Funding routes to target

  • Sector angels and syndicates — often academics turned operators, who “get” the science, like Cambridge Angels and Oxbridge Angels
  • Specialist pre-seed/seed funds — such as SCVC, or AI Seed Fund
  • Matched innovation grants — Innovate UK and UKRI programmes that require equity alongside public money

This is where grants become a cornerstone. But, as Chris Ellis points out, they come with strings.

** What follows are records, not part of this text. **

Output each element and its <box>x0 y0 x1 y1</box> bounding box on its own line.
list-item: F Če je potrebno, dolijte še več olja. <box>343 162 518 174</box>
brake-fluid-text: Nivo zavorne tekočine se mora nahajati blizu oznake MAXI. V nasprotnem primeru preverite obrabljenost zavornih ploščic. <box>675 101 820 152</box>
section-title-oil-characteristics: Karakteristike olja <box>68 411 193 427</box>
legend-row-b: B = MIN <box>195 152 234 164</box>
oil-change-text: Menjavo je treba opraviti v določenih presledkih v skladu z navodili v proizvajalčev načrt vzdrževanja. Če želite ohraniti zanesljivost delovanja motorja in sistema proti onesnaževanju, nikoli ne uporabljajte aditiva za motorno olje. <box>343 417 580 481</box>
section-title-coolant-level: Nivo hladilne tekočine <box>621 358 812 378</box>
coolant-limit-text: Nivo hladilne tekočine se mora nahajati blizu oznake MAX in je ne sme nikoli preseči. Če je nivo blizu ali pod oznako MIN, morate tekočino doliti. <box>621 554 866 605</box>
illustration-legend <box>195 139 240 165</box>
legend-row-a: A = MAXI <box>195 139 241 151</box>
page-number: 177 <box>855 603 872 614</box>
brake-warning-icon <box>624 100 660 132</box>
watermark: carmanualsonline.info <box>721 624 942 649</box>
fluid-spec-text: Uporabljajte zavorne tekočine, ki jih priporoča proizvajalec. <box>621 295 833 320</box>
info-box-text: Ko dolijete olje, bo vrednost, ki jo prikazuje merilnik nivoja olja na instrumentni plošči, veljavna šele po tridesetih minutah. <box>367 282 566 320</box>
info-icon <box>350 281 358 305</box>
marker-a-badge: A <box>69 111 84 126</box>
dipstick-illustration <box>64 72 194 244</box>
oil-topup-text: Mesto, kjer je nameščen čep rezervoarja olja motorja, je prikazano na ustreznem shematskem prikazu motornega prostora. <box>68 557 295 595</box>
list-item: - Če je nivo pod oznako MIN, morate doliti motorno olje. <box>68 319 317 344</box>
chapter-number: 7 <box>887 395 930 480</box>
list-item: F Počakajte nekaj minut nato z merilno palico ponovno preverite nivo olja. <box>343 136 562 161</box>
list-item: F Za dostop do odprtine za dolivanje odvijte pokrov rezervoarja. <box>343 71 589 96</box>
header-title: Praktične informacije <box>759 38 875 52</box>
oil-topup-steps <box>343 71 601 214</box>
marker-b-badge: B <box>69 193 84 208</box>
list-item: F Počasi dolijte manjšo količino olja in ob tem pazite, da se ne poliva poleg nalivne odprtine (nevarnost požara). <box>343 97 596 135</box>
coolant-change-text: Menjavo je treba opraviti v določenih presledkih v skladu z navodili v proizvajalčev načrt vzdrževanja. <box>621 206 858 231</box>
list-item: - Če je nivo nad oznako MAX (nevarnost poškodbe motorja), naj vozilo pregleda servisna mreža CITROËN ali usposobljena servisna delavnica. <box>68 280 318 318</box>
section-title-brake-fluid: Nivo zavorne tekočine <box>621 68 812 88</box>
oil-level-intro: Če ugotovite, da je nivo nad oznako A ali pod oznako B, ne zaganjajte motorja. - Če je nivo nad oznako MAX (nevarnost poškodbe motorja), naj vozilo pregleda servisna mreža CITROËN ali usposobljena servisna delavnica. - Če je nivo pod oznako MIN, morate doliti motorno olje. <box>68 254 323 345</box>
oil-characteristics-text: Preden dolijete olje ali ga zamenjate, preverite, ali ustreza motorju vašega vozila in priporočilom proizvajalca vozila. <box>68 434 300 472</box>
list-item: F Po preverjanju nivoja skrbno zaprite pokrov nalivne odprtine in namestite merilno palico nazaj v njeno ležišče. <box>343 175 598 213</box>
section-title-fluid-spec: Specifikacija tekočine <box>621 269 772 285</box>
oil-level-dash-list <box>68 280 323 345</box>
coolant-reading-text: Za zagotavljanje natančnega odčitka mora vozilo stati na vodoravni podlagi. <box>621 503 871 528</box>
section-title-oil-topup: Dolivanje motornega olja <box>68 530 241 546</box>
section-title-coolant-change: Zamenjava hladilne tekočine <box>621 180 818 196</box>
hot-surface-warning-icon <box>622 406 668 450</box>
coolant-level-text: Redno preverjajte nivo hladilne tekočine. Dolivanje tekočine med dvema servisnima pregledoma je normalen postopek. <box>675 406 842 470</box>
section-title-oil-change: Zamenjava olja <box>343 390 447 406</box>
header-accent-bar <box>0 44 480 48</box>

Ellis explains: “Winning a grant is brilliant — but founders sometimes underestimate what comes next. Most Innovate UK grants require a 70–30 or 60–40 contribution, which means you still have to find the missing money to unlock the award. And because funds are drawn down retrospectively, you need the cashflow to deliver milestones before reimbursement. Grants can be game-changing, but only if you go in clear-eyed about the match funding and the discipline they demand.”

Avoiding wasted cycles

Too many deeptech founders fall into one of two traps:

  • Chasing VCs too soon — approaching institutional money before traction exists, leading to wasted time and credibility risk
  • Underestimating grants — winning one, but lacking the ability to match the grant or the cashflow to execute, stalling progress

The best founders:

  • Use grants plus early angel equity to reach MVP and MLP — be raising whilst applying
  • Frame their story as clearly as their science - both Middleton and Ellis highlight this
  • Build trust with potential VCs early, but don’t pitch until they can show proof of adoption

Takeaway for deeptech founders

If you’re a spinout or researcher founder, your next raise isn’t about blitzscaling. It’s about proving — in sequence — that you can build, and that someone cares.

Actionable step: Before you reach out to any potential investor, ask: what am I proving in the next 12 months — and who is best placed to back that proof?

Focus on the funding sources designed for early deeptech: SEIS angels, university accelerators, and grants. Treat VC as a future partner — not your first port of call.